_
A line not less frequently quoted was suggested for enquiry in a note on
_The Rape of Lucrece:--
Solamen miseris socios habuisse doloris--_:
But the author of this verse has not, I believe, been discovered.
MALONE. The 'Greek lambick' in the above note is not Greek. To a learned
friend I owe the following note. 'The _Quem Jupiter vult perdere_, &c.,
is said to be a translation of a fragment of _Euripides_ by Joshua
Barnes. There is, I believe, no such fragment at all. In Barnes's
_Euripides_, Cantab. 1694, fol. p. 515, is a fragment of Euripides with
a note which may explain the muddle of Boswell's correspondent:--
"[Greek: otau de daimonn handri porsunae kaka ton noun heblapse proton,]"

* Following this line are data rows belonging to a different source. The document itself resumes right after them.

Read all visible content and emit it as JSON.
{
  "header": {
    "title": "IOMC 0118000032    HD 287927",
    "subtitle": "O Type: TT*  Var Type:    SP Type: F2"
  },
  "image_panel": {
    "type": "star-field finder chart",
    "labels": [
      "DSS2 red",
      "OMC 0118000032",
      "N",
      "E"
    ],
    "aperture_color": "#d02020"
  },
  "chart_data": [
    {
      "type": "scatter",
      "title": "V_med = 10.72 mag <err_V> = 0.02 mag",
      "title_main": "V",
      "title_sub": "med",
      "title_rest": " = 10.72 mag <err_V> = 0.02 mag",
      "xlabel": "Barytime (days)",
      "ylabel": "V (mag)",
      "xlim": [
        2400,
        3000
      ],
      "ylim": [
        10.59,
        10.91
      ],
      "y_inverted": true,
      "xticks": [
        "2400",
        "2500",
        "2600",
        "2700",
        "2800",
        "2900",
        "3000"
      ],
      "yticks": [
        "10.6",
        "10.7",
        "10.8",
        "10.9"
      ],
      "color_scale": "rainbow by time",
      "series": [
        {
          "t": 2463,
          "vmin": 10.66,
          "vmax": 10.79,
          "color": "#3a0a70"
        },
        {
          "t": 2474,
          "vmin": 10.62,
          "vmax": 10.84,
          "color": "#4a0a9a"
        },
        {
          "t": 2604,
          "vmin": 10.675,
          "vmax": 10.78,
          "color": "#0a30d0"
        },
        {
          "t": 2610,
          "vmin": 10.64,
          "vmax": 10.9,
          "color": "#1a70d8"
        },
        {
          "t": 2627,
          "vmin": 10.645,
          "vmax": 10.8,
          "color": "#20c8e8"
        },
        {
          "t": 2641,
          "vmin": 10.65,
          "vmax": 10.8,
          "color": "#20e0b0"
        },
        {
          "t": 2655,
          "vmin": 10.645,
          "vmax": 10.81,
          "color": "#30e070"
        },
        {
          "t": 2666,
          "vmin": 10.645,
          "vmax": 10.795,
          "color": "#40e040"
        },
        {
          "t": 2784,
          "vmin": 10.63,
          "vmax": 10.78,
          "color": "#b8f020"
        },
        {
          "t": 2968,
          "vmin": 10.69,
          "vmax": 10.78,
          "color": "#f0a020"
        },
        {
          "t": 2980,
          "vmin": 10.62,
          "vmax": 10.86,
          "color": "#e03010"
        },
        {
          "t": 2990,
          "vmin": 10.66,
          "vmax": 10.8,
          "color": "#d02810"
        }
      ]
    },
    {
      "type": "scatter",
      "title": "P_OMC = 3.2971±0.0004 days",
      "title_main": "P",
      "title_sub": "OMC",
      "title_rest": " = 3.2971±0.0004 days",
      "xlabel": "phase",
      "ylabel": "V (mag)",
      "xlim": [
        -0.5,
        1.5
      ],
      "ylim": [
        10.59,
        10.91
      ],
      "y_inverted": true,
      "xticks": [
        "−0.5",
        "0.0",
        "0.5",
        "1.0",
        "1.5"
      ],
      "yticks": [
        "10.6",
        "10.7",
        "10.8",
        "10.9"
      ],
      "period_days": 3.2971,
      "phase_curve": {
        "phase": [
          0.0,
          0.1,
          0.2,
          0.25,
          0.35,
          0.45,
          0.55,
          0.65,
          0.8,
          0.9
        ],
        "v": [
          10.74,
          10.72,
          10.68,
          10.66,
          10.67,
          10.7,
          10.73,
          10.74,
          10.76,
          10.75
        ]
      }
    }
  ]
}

on which Barnes writes:--"Tale quid in Franciados nostrae [probably his
uncompleted poem on Edward III.] l. 3. _Certe ille deorum Arbiter
ultricem cum vult extendere dextram Dementat prius._"' See _ante_, ii.
445, note 1. Sir D. O. is, perhaps, Sir D'Anvers Osborne, whose death is
recorded in the _Gent. Mag._ 1753, p. 591. 'Sir D'Anvers Osborne, Bart.,
Governor of New York, soon after his arrival there; _in his garden.